Microalgae are not only rich in proteins and carotenoids but also other valuable bioactive ingredients such as vitamins. Vitamin E, for example, comprises a group of eight lipid-soluble compounds, including tocopherols and tocotrienols, that are synthesised by photosynthetic organisms. The compound α-tocomonoenol was mainly identified in terrestrial plants; however, a recent work detected α-tocomonoenols in microalgae, with 11′-α-tocomonoenol being the predominant isomer in Chlorella sorokiniana, Nannochloropsis limnetica, and Tetraselmis suecica [3]. Other valuable microalgae-derived bioactive compounds include polyunsaturated fatty acids, phycobiliproteins, and polyphenolic compounds, and their use in the food industry is gaining increased interest. The bioactive compounds produced by microalgae are generally accumulated inside their cells. Therefore, a cell wall disruption step is generally needed to either recover and purify this compound or promote bioavailability upon consumption. As of now, many different strategies have been assessed, with high-pressure homogenisation, sonication, and enzymatic hydrolysis among the most widely used. Other strategies, such as pulsed electric fields or bead milling, have also been assessed as steps to disrupt microalgal cell walls. These methods can be used alone or combined; generally, a combination of a physical and a chemical or biological process leads to a synergetic effect. Indeed, in a recent study, lipids rich in omega-3 fatty acids were extracted from the microalga Nannochloropsis gaditana using a combination of ultrasound and enzymatic hydrolysis, with the authors of the study reporting a synergetic effect between both strategies. The combination of ultrasound (37 kHz, 140 W) with enzymatic hydrolysis using the enzyme Viscozyme^® (55 °C, 6 h) led to an oil yield of 29%, higher than that obtained when using ultrasound or enzymatic hydrolysis alone [4].

Microalgal biomass and microalgae-derived ingredients are being used for the production of a wide variety of foods. The most promising food matrices to use as delivery vehicles of microalgae, in terms of consumer acceptance, are baked products, pasta, and sauces or seasonings. Different works demonstrated the potential of microalgae to enrich the nutritional value of baked products.

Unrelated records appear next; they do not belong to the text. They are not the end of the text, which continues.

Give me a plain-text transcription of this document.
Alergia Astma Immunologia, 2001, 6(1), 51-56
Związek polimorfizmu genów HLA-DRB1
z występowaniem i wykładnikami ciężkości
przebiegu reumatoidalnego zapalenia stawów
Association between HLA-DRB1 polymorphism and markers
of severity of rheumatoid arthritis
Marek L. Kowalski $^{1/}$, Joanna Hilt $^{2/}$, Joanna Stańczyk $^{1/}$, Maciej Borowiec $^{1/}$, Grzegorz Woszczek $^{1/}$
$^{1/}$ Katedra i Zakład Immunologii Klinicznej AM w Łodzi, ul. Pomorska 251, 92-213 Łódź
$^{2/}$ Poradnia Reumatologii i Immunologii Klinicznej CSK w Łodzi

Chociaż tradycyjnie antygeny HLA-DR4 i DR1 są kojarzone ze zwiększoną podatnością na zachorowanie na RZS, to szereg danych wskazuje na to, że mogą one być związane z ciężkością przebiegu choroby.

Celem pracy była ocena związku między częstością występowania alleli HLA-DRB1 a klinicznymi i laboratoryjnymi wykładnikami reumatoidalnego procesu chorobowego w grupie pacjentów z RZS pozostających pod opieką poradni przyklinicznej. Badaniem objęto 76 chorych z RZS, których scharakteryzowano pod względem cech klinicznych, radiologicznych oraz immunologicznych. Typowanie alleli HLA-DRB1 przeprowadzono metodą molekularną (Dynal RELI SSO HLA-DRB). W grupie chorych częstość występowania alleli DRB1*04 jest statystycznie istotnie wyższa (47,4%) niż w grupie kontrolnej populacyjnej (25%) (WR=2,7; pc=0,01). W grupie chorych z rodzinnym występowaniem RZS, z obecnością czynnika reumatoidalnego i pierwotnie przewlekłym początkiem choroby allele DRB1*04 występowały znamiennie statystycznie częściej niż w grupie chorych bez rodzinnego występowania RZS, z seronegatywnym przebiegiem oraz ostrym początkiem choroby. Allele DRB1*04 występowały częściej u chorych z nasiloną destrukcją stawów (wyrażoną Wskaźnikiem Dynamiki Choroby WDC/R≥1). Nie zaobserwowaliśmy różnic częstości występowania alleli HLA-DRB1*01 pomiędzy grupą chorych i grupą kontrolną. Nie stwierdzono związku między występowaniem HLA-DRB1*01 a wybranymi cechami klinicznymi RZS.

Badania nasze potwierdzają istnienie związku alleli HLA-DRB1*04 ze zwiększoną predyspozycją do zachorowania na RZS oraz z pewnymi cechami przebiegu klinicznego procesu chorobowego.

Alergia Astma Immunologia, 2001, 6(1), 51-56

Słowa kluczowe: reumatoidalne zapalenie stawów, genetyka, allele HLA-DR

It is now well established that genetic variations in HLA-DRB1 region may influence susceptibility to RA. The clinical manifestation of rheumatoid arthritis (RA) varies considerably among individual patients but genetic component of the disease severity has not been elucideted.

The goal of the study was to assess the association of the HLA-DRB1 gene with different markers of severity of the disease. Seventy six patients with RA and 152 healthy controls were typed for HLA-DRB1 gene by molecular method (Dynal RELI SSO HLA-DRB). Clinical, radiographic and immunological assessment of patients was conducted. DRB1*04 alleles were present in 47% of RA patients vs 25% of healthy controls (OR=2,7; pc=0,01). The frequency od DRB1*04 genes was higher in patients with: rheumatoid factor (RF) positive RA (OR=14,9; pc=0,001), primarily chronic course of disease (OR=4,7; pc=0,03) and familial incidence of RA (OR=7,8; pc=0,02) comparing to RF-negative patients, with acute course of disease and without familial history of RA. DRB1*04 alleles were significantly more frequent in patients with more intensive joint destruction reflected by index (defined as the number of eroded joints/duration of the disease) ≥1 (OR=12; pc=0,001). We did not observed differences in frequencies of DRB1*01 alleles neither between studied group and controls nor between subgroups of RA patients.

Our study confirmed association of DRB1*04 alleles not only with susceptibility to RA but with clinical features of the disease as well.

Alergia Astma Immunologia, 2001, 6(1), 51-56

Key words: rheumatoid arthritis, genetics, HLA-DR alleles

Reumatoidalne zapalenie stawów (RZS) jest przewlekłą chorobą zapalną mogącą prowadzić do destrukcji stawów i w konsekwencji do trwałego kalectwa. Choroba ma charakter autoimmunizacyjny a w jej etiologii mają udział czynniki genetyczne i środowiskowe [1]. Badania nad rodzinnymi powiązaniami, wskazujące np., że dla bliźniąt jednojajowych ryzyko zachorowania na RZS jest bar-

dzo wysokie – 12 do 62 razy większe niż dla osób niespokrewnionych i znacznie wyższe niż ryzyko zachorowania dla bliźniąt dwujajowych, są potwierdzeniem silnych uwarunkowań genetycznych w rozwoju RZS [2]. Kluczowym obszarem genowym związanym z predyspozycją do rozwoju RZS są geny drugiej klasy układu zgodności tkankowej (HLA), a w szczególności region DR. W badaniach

For example, the incorporation of Tetraselmis chuii, Nannochloropsis gaditana, and Chlorella vulgaris into gluten-free bread increased their protein, lipid, and mineral (Ca, Mg, Cu, Zn, K, P) contents [5]. In that study, the organoleptic attributes of the product were negatively affected after introducing microalgal biomass; however, the authors were able to obtain a highly nutritious product with improved technological and organoleptic attributes by including in the process a pre-treatment of biomass using ethanol. More studies assessing the effect of microalgal biomass on the physical, chemical, organoleptic, and bioactive properties of foods are necessary to promote the utilisation of microalgae and private investments to trigger the consumption of this valuable resource.

Overall, microalgal biomass is gaining an increasing interest as a food ingredient. However, the number of products that are launched into the market and achieve commercial success is very limited. Further studies, as well as marketing campaigns to increase consumers’ awareness of the positive environmental and health outcomes of producing and consuming microalgae, are vital. Microalgae are rich in sustainable and health-promoting compounds, and their utilisation in food will certainly increase in coming years.